There is little doubt that a huge amount of product placement - paid for or not -already goes on Twitter. The PR industry - particularly in the games industry - has quickly cottoned on to this and games are swiftly dispatched to journalists and bloggers with a substantial following.
However, formalising these advertising relationships is a tricky balance. Advertising networks already exist on Twitter - such as Magpie and adCause. Andrew Arnett, founder of adCause, says that the while the venture obviously wants to break even the key aim is to raise money for charitable causes. According to Arnett, adCause gives publishers control over both the type and volume of advertising appearing on their feed.
There is no doubt it's a challenging market: ‘There are lots of brands wanting to get on twitter but they are worried about the potential backlash,' he says.
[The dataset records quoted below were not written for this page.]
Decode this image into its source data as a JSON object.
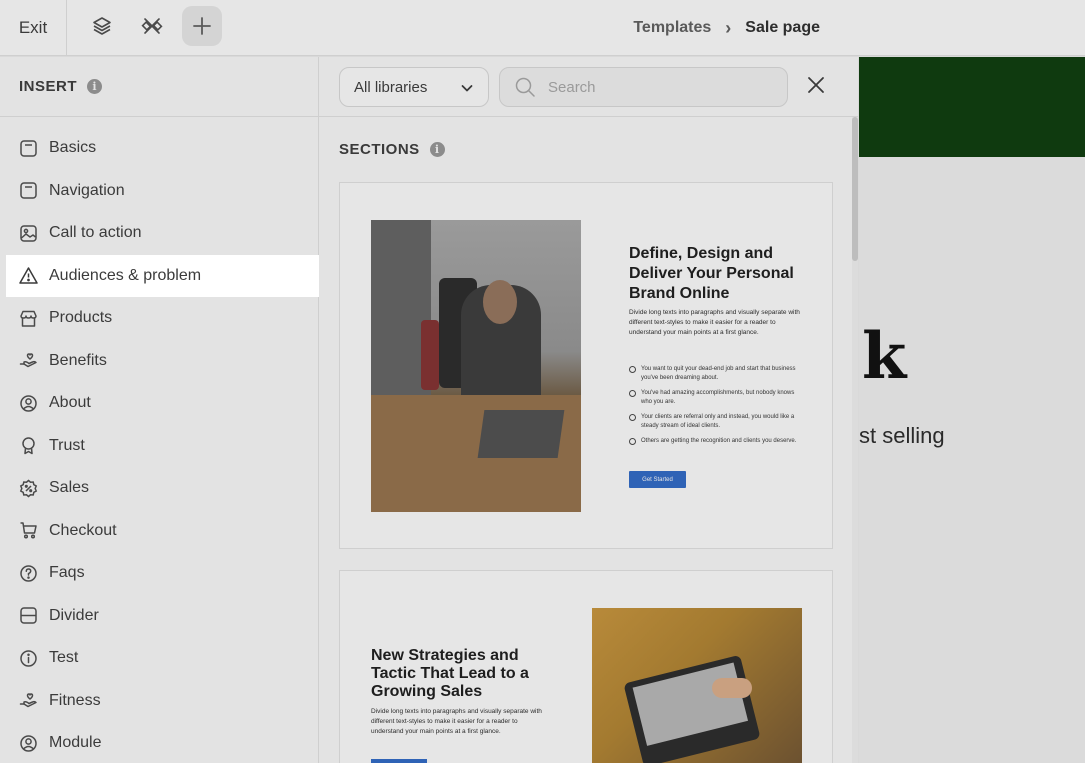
{
  "topbar": {
    "exit_label": "Exit",
    "breadcrumb": {
      "parent": "Templates",
      "separator": "›",
      "current": "Sale page"
    },
    "icons": [
      "layers-icon",
      "tools-icon",
      "plus-icon"
    ]
  },
  "sidebar": {
    "title": "INSERT",
    "info_glyph": "i",
    "selected": "Audiences & problem",
    "items": [
      {
        "label": "Basics",
        "icon": "basics-icon"
      },
      {
        "label": "Navigation",
        "icon": "navigation-icon"
      },
      {
        "label": "Call to action",
        "icon": "image-icon"
      },
      {
        "label": "Audiences & problem",
        "icon": "warning-icon"
      },
      {
        "label": "Products",
        "icon": "store-icon"
      },
      {
        "label": "Benefits",
        "icon": "hand-heart-icon"
      },
      {
        "label": "About",
        "icon": "user-circle-icon"
      },
      {
        "label": "Trust",
        "icon": "award-icon"
      },
      {
        "label": "Sales",
        "icon": "discount-icon"
      },
      {
        "label": "Checkout",
        "icon": "cart-icon"
      },
      {
        "label": "Faqs",
        "icon": "question-icon"
      },
      {
        "label": "Divider",
        "icon": "divider-icon"
      },
      {
        "label": "Test",
        "icon": "info-icon"
      },
      {
        "label": "Fitness",
        "icon": "hand-heart-icon"
      },
      {
        "label": "Module",
        "icon": "user-circle-icon"
      }
    ]
  },
  "panel": {
    "library_select": "All libraries",
    "search_placeholder": "Search",
    "section_title": "SECTIONS",
    "info_glyph": "i",
    "cards": [
      {
        "title": "Define, Design and Deliver Your Personal Brand Online",
        "description": "Divide long texts into paragraphs and visually separate with different text-styles to make it easier for a reader to understand your main points at a first glance.",
        "bullets": [
          "You want to quit your dead-end job and start that business you've been dreaming about.",
          "You've had amazing accomplishments, but nobody knows who you are.",
          "Your clients are referral only and instead, you would like a steady stream of ideal clients.",
          "Others are getting the recognition and clients you deserve."
        ],
        "button": "Get Started"
      },
      {
        "title": "New Strategies and Tactic That Lead to a Growing Sales",
        "description": "Divide long texts into paragraphs and visually separate with different text-styles to make it easier for a reader to understand your main points at a first glance."
      }
    ]
  },
  "canvas": {
    "heading_fragment": "k",
    "subtitle_fragment": "st selling",
    "band_color": "#0f3a0f"
  }
}
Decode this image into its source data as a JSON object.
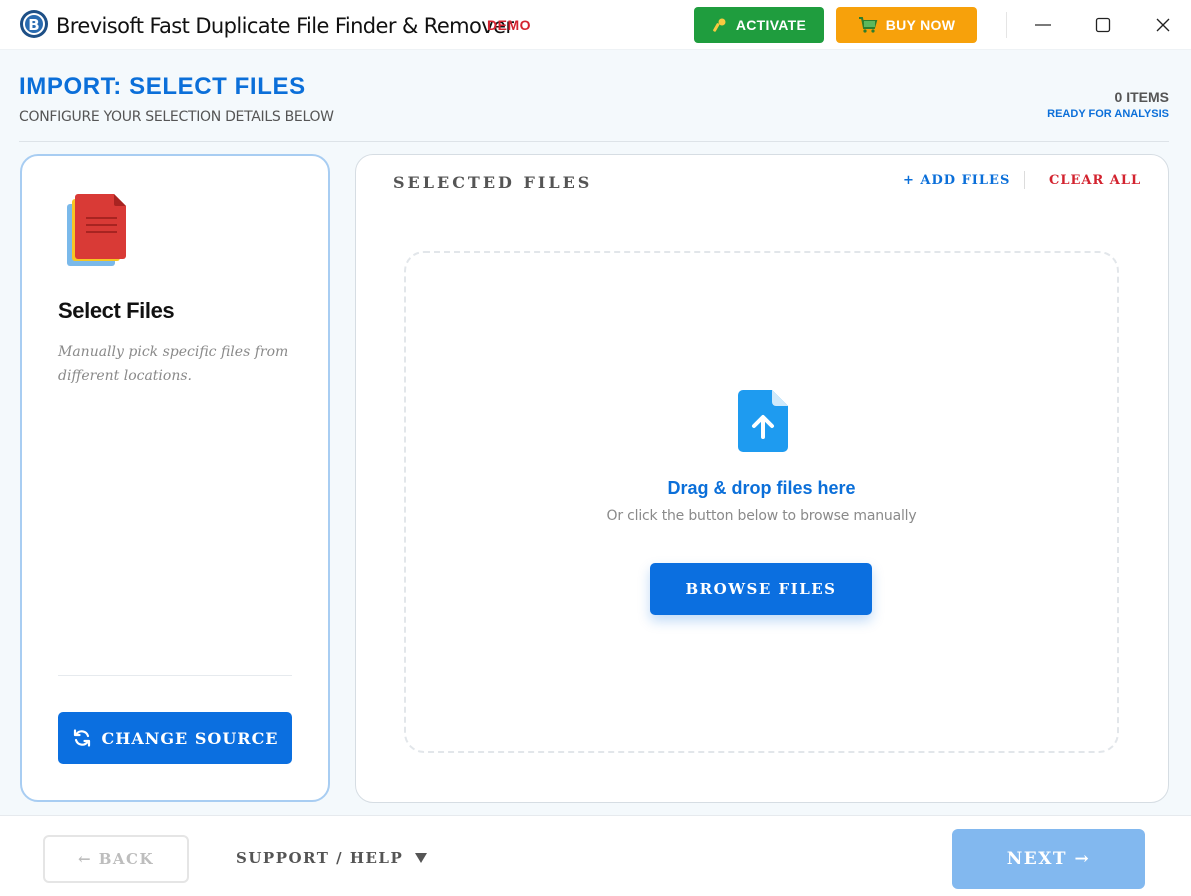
{
  "window": {
    "title": "Brevisoft Fast Duplicate File Finder & Remover",
    "demo_badge": "DEMO",
    "activate_label": "ACTIVATE",
    "buy_now_label": "BUY NOW"
  },
  "header": {
    "title": "IMPORT: SELECT FILES",
    "subtitle": "CONFIGURE YOUR SELECTION DETAILS BELOW",
    "items_count": "0 ITEMS",
    "items_status": "READY FOR ANALYSIS"
  },
  "source_card": {
    "title": "Select Files",
    "description": "Manually pick specific files from different locations.",
    "change_source_label": "CHANGE SOURCE"
  },
  "files_panel": {
    "label": "SELECTED FILES",
    "add_files_label": "+ ADD FILES",
    "clear_all_label": "CLEAR ALL",
    "drop_title": "Drag & drop files here",
    "drop_hint": "Or click the button below to browse manually",
    "browse_label": "BROWSE FILES"
  },
  "footer": {
    "back_label": "← BACK",
    "support_label": "SUPPORT / HELP",
    "next_label": "NEXT →"
  },
  "colors": {
    "accent": "#0b6fe0",
    "activate": "#1f9d3e",
    "buy_now": "#f7a10b",
    "danger": "#d3232f",
    "next_disabled": "#82b8ef"
  }
}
In contrast publishers have fewer scruples - while no major publishing power-house has signed up to the service there has been a huge interest amongst the twitterverse in general - with users with between 5 and 25,000 followers signing up to publish ads in their feed.
However, Robin Grant, the managing director of social media agency We Are Social, warns against brands jumping in feet first. ‘Twitter is all about conversations and what these ad networks are trying to do is insert ads into that conversation stream which is inherently inappropriate,' he says adding he won't be advising any clients to advertise within Twitter streams.
If these advertising networks do take off another issue arises - namely the fact that users will be subjected to multiple advertisements which could put them off following major publishers or celebrities or using Twitter altogether.
Fundamentally many of the most followed Twitter feeds - from Britney Spears to CNN - are already using Twitter as a marketing tool to market their products or drive traffic to their websites. Whether publishers can extend this relationship with their followers to other brands - without creating a substantial backlash is debatable?